Marta has created her own style and world of “glass imagination” full of ironic humor, surprising associations, and individual interpretations. Her objects and installations are a message that encourages the viewer to reflect on the reality that surrounds them.
In her works, she uses various glass forming techniques and often combines glass elements with her second favorite material—wood.
The exhibition “Glass Stories” at the BWA in Tarnów is dominated by installations—the form in which the artist feels most comfortable.

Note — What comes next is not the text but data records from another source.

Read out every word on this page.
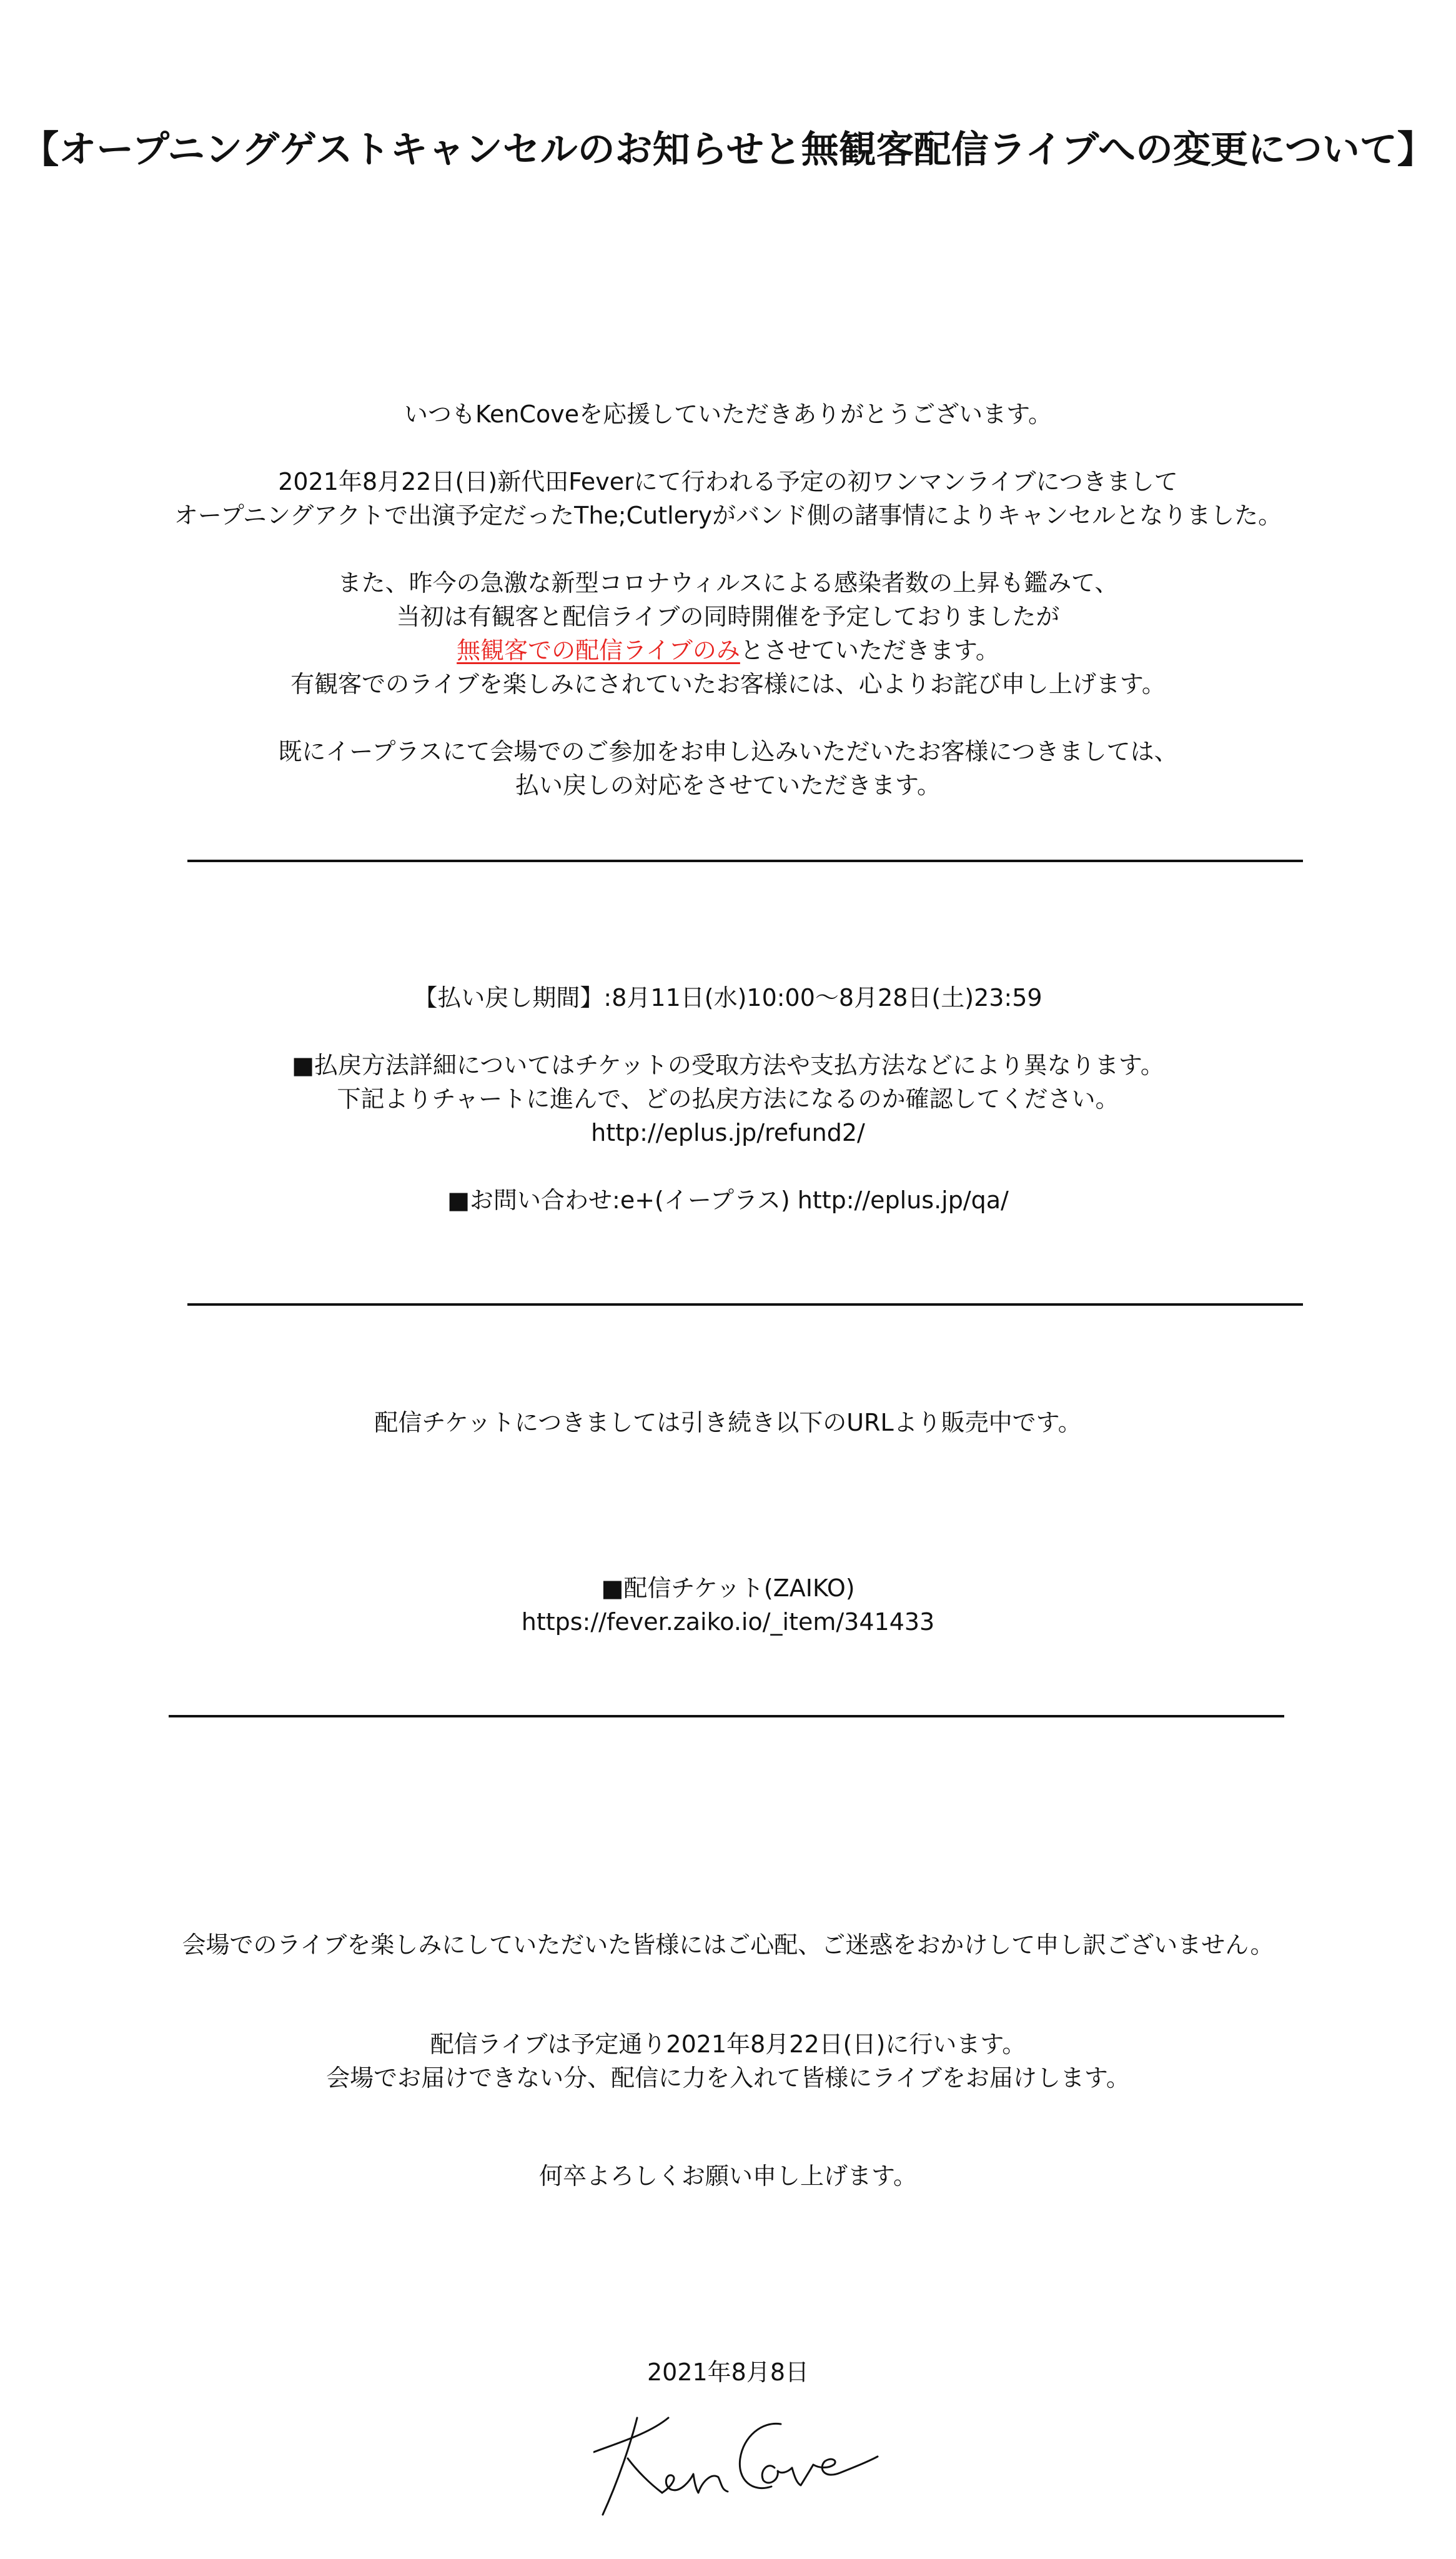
【オープニングゲストキャンセルのお知らせと無観客配信ライブへの変更について】
いつもKenCoveを応援していただきありがとうございます。
2021年8月22日(日)新代田Feverにて行われる予定の初ワンマンライブにつきまして
オープニングアクトで出演予定だったThe;Cutleryがバンド側の諸事情によりキャンセルとなりました。
また、昨今の急激な新型コロナウィルスによる感染者数の上昇も鑑みて、
当初は有観客と配信ライブの同時開催を予定しておりましたが
無観客での配信ライブのみとさせていただきます。
有観客でのライブを楽しみにされていたお客様には、心よりお詫び申し上げます。
既にイープラスにて会場でのご参加をお申し込みいただいたお客様につきましては、
払い戻しの対応をさせていただきます。
【払い戻し期間】:8月11日(水)10:00〜8月28日(土)23:59
■払戻方法詳細についてはチケットの受取方法や支払方法などにより異なります。
下記よりチャートに進んで、どの払戻方法になるのか確認してください。
http://eplus.jp/refund2/
■お問い合わせ:e+(イープラス) http://eplus.jp/qa/
配信チケットにつきましては引き続き以下のURLより販売中です。
■配信チケット(ZAIKO)
https://fever.zaiko.io/_item/341433
会場でのライブを楽しみにしていただいた皆様にはご心配、ご迷惑をおかけして申し訳ございません。
配信ライブは予定通り2021年8月22日(日)に行います。
会場でお届けできない分、配信に力を入れて皆様にライブをお届けします。
何卒よろしくお願い申し上げます。
2021年8月8日
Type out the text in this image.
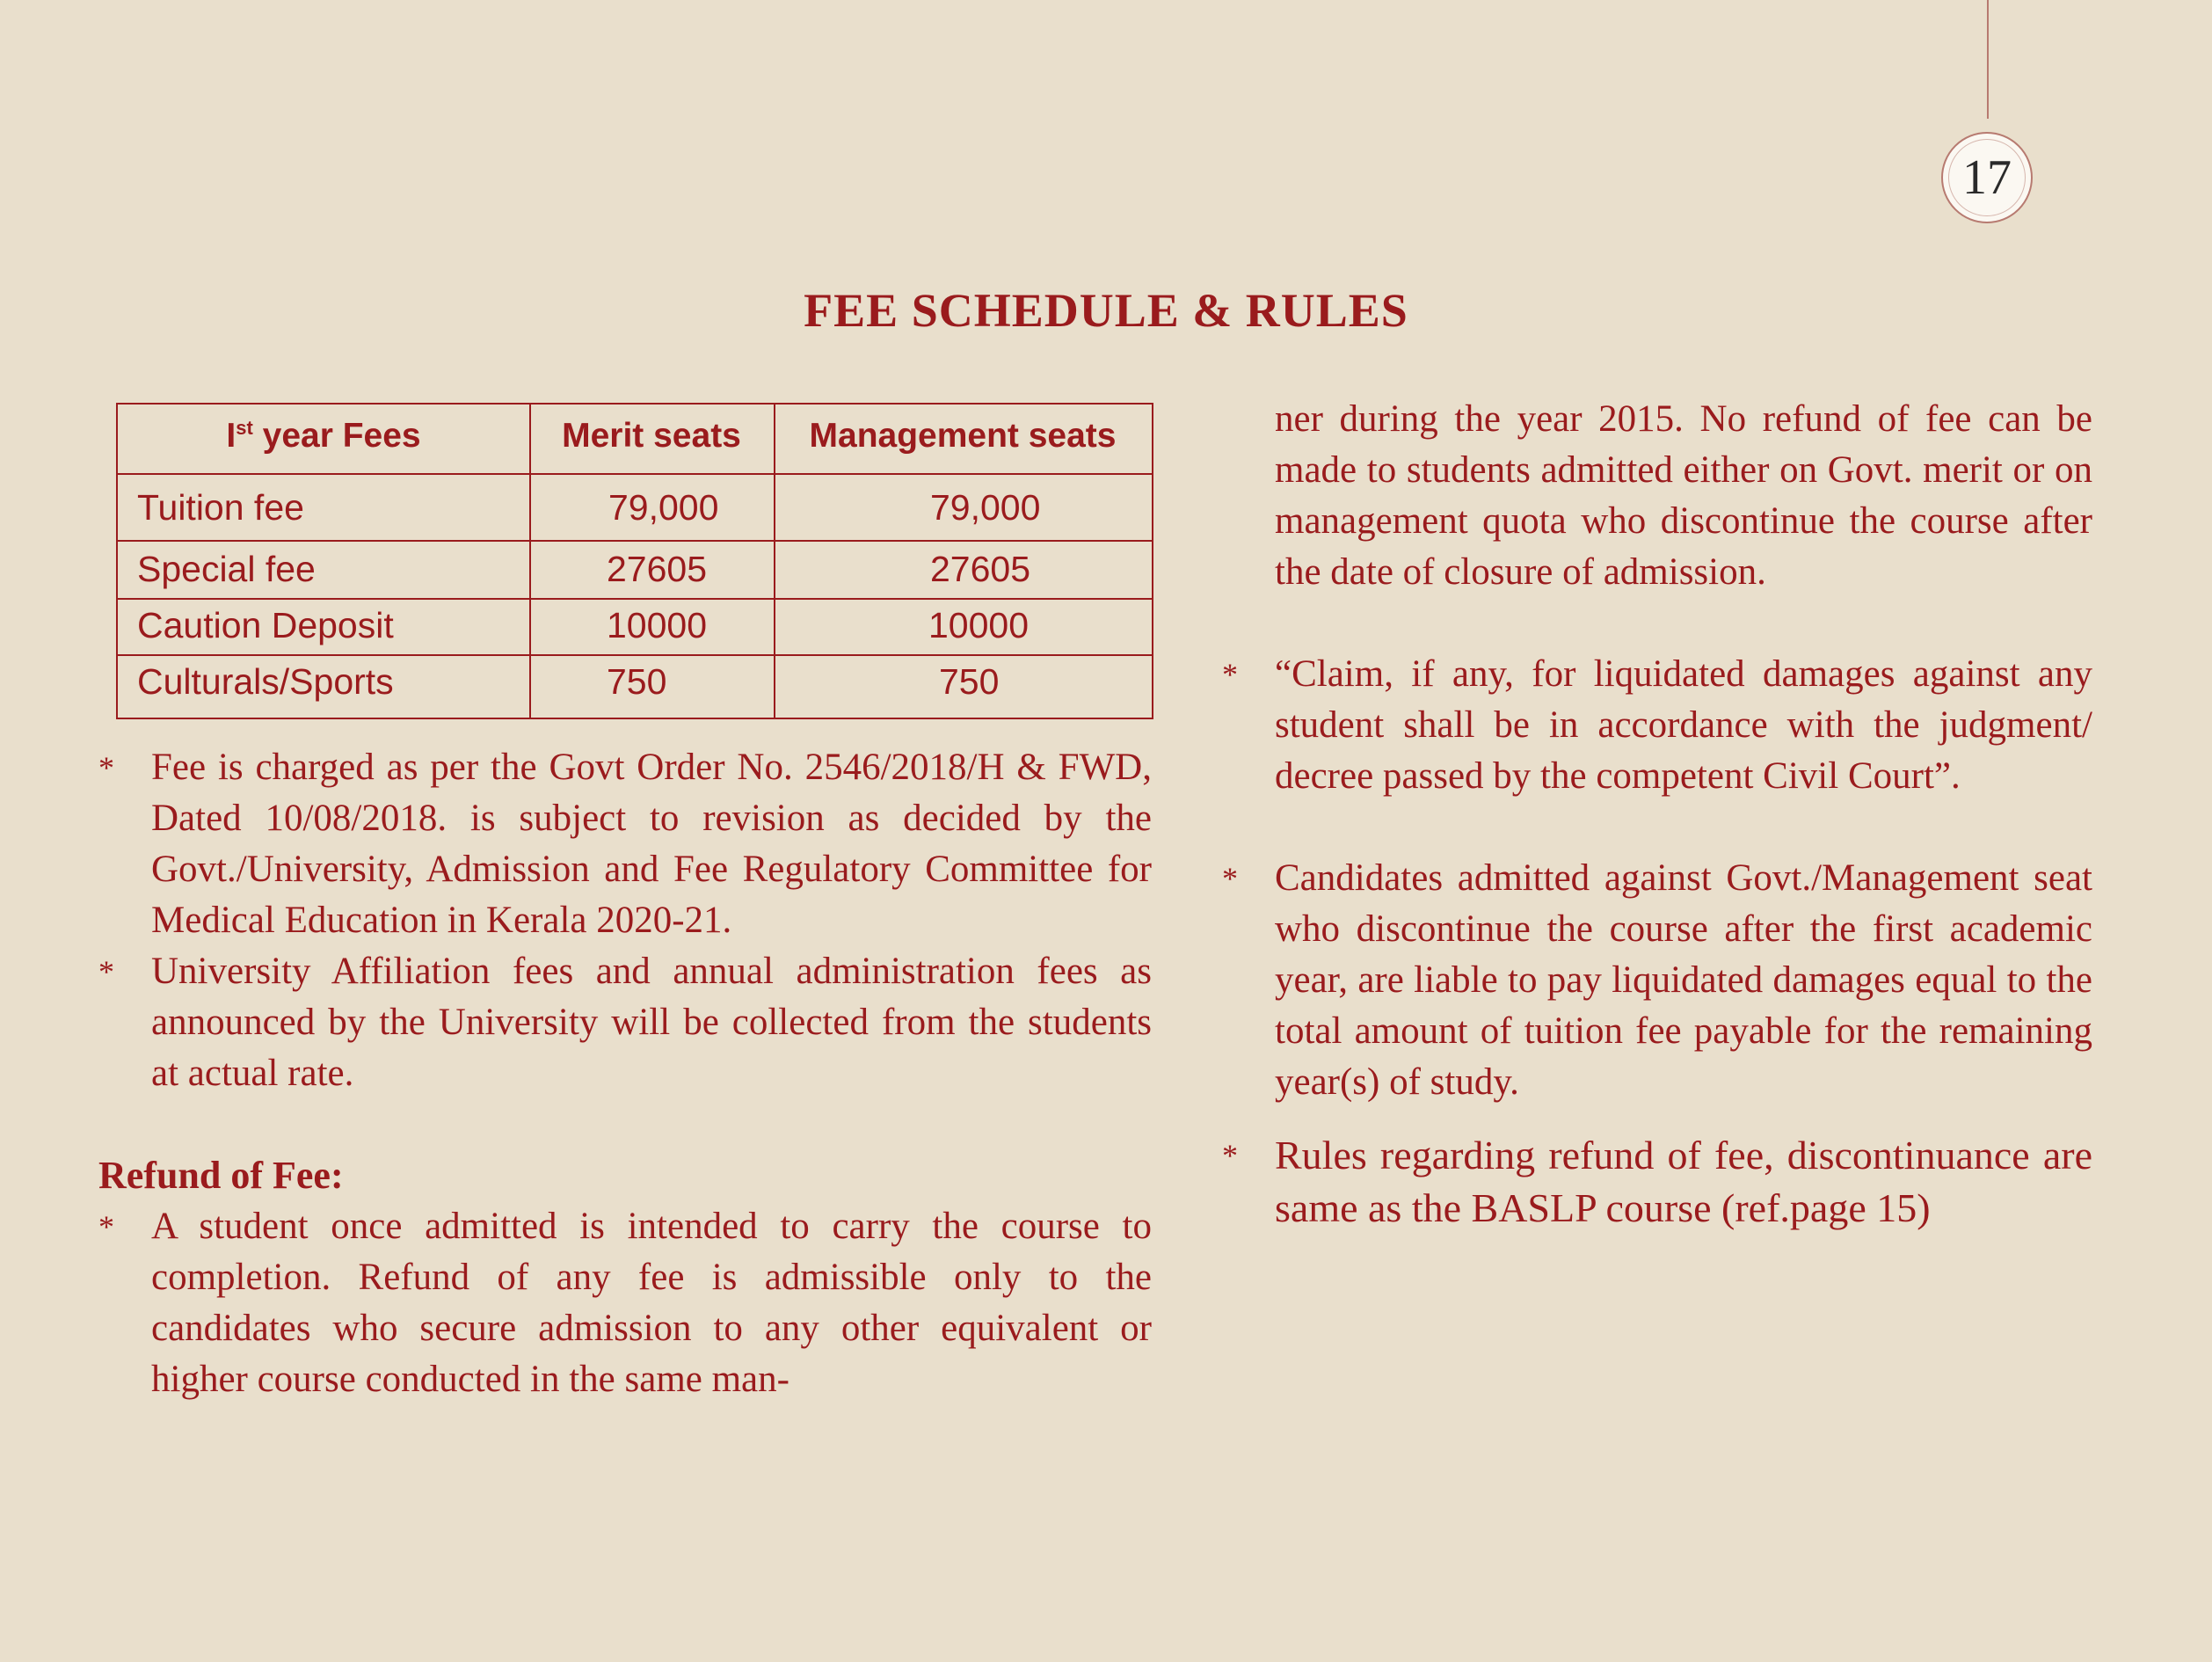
17
FEE SCHEDULE & RULES
Ist year Fees	Merit seats	Management seats
Tuition fee	79,000	79,000
Special fee	27605	27605
Caution Deposit	10000	10000
Culturals/Sports	750	750
* Fee is charged as per the Govt Order No. 2546/2018/H & FWD, Dated 10/08/2018. is subject to revision as decided by the Govt./University, Admission and Fee Regulatory Committee for Medical Education in Kerala 2020-21.
* University Affiliation fees and annual administration fees as announced by the University will be collected from the students at actual rate.
Refund of Fee:
* A student once admitted is intended to carry the course to completion. Refund of any fee is admissible only to the candidates who secure admission to any other equivalent or higher course conducted in the same man-
ner during the year 2015. No refund of fee can be made to students admitted either on Govt. merit or on management quota who discontinue the course after the date of closure of admission.
* “Claim, if any, for liquidated damages against any student shall be in accordance with the judgment/ decree passed by the competent Civil Court”.
* Candidates admitted against Govt./Management seat who discontinue the course after the first academic year, are liable to pay liquidated damages equal to the total amount of tuition fee payable for the remaining year(s) of study.
* Rules regarding refund of fee, discontinuance are same as the BASLP course (ref.page 15)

The multiplication of the elements used emphasizes the expressive power of the individual compositions, which, due to their multitude, fill the interior, spreading across the floor, walls, and space above the viewer. Three of them, “Puddles,” “Black,” and “Flytrap,” seem to form a homogeneous cycle.
“Oblivion,” in its perversity and with the aforementioned note of irony, will not allow BWA guests to forget this exhibition and its author for a long time.
Prof. Kazimierz Pawlak
Academy of Fine Arts in Wrocław
Marta Wojciechowska was my student and, under my supervision, she completed a brilliant diploma in 1997, which, given its level, deserved to be awarded not a master’s degree, but a doctorate in art. I remember her as a rebellious, sullen warrior with the expression of Mała Mi.
She is a wonderful, expressive character, a creative, talented, stubborn, and consistent woman. I will never forget our inspiring conversations, which resulted in wonderful artistic solutions. Observing her work, I am very happy that fate brought us together on the path of her artistic development and that I have played a small part in it.
Prof. Małgorzata Dajewska
Academy of Fine Arts in Wrocław
Marta surprises with her creative momentum, minimalist approach to glass as a material, and a way of thinking that has always broken with convention. The strength of her art lies in the original and powerful results of mundane actions performed on glass.
Dr. Dagmara Bielecka
Academy of Fine Arts in Wrocław
Marta Wojciechowska is an artist with boundless creative imagination. The excellent exhibition, the result of her work as part of the MKNDiS scholarship, is perfect proof of this. The five installations that make up this exhibition are a must-see and are sure to leave no one indifferent. And that is something extraordinary in today’s world.
Dr. Hanna Wajda-Lawera
Krosno Glass Heritage Center
Marta Wojciechowska’s work, regardless of the subject she touches upon at any given moment, is always full of elegant simplicity. It is based on subdued colors, using the richness of black and white nuances. Without unnecessary embellishments, without complicated metaphors, but always shrouded in a delicate mist of mystery. The power of the artist’s work reaches the viewer directly, thanks to the simplest means of expression and masterfully mastered fusing technique.
Aleksandra Skorek
art historian, coordinator of the Krakow Glassworks, Łukasiewicz Institute of Ceramics and Building Materials
“I love making something out of nothing…” are the words of Marta Wojciechowska, which, in my opinion, perfectly define the nature of her work. Not all of us are able to appreciate small things, but she succeeds in doing so. Her artistic commentary on fleeting moments, associations, and observations is full of humor and cheerfulness.
Marta Wojciechowska’s work proves that there are no limits to what can be expressed in glass.